Téhéran avait prévenu que l’exécution du dignitaire chiite « coûterait cher à l’Arabie saoudite ». « Je ne doute pas que ce sang pur tachera la Maison [de la famille] Saoud et qu’ils seront balayés des pages de l’histoire », a déclaré le leader religieux iranien Ahmad Khatami, cité par l’agence iranienne Mehr.
« Le gouvernement saoudien soutient les terroristes et les extrémistes takfiri (sunnites radicaux) tout en exécutant et supprimant ceux qui le critiquent dans le pays », a déclaré de son côté Hossein Jaber Ansari, porte-parole du ministère des Affaires étrangères, cité par l’agence de presse Irna.
Samedi soir, Riyad a convoqué l’ambassadeur d’Iran pour protester contre les déclarations « agressives » de Téhéran, après l’exécution de Nimr Baqer al-Nimr, a indiqué le ministère des Affaires étrangères.
En Irak, Khalaf Abdelsamad, chef du bloc parlementaire du parti chiite Dawa – le parti du Premier ministre Haider al-Abadi – a exhorté le gouvernement à « fermer l’ambassade saoudienne en Irak, expulser l’ambassadeur et exécuter tous les terroristes saoudiens emprisonnés en Irak », en rétorsion, selon un communiqué de son cabinet.
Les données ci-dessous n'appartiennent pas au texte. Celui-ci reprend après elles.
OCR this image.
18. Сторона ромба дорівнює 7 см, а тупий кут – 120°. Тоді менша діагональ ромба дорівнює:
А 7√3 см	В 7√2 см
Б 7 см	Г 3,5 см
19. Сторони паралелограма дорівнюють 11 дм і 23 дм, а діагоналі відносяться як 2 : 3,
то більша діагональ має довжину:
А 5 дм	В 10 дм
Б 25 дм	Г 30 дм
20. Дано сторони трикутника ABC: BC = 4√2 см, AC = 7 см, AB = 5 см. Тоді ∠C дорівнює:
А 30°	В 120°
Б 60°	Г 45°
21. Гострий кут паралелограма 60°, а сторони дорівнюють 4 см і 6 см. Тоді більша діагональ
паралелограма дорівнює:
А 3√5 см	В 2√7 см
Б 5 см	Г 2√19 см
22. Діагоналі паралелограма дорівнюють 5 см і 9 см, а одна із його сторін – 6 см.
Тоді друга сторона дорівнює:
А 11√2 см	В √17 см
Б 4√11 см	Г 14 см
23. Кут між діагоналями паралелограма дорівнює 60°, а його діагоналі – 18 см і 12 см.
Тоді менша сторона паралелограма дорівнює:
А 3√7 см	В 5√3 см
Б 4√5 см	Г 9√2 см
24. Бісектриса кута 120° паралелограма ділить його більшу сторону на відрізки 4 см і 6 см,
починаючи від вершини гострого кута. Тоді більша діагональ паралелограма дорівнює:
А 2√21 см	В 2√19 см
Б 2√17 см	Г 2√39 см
L’influent imam chiite Moktada al-Sadr a invité les chiites d’Arabie et du Golfe à se mobiliser pacifiquement contre « les injustices et le terrorisme gouvernemental ». « J’appelle à des manifestations de colère devant les sites et les intérêts saoudiens et j’exhorte le gouvernement à renoncer à l’ouverture de l’ambassade saoudienne », ajoute-t-il sur son site internet.
L’ambassade saoudienne à Bagdad a rouvert le 15 décembre dernier, 25 ans après la suspension des relations entre les deux pays à la suite de l’invasion du Koweït.
« Un crime haineux »

Au Liban, le mouvement chiite du Hezbollah a pour sa part condamné « un crime haineux (perpétré) sur la base de fausses allégations, de lois corrompues et d’une logique pervertie qui n’a rien à voir avec la justice », selon un communiqué du mouvement.
Le Conseil islamique suprême du Liban, un organe chiite, parle quant à lui d’une « grave erreur ». « L’exécution du cheikh Nimr est la mise à mort de la raison, de la modération et du dialogue », dit le cheikh Abdel Amir Kabalan, vice-président du conseil, dans un communiqué.
Au Yémen, le mouvement houthi dit porter le deuil « d’un guerrier saint » exécuté « après une parodie de procès et en violation flagrante des droits de l’homme ». De nombreux manifestants se sont rassemblés dans le district saoudien de Katif, région de la côte est à majorité chiite qui a été le théâtre de violentes manifestations entre 2011 et 2013.
Soutien des puissances sunnites à Riyad
De leur côté, les puissances sunnites, dont plusieurs monarchies du Golfe, ont fait part de leur soutien à Riyad.
Le ministre des Affaires étrangères des ةmirats arabes unis, Cheikh Abdullah ben Zayed al-Nahyane, a exprimé le « soutien total » de son pays aux mesures de l’Arabie saoudite « pour faire face au terrorisme et à l’extrémisme ».
Bahreïn, qui subit lui-même une rébellion de la majorité chiite de sa population, a quant à lui affirmé soutenir l’Arabie saoudite sur « toutes les mesures nécessaires pour lutter contre la violence et l’extrémisme ».
Quelques dizaines de jeunes chiites bahreinis ont toutefois protesté contre l’exécution du chef religieux saoudien chiite dans des rassemblements sporadiques dans la banlieue de Manama.
Les 47 exécutions sont les premières de l’année 2016 dans ce royaume ultra-conservateur qui avait mis à mort 153 personnes l’année dernière, selon un décompte de l’AFP basé sur des chiffres officiels. Le nombre d’exécutions en 2015 a largement dépassé celui enregistré en 2014 (87).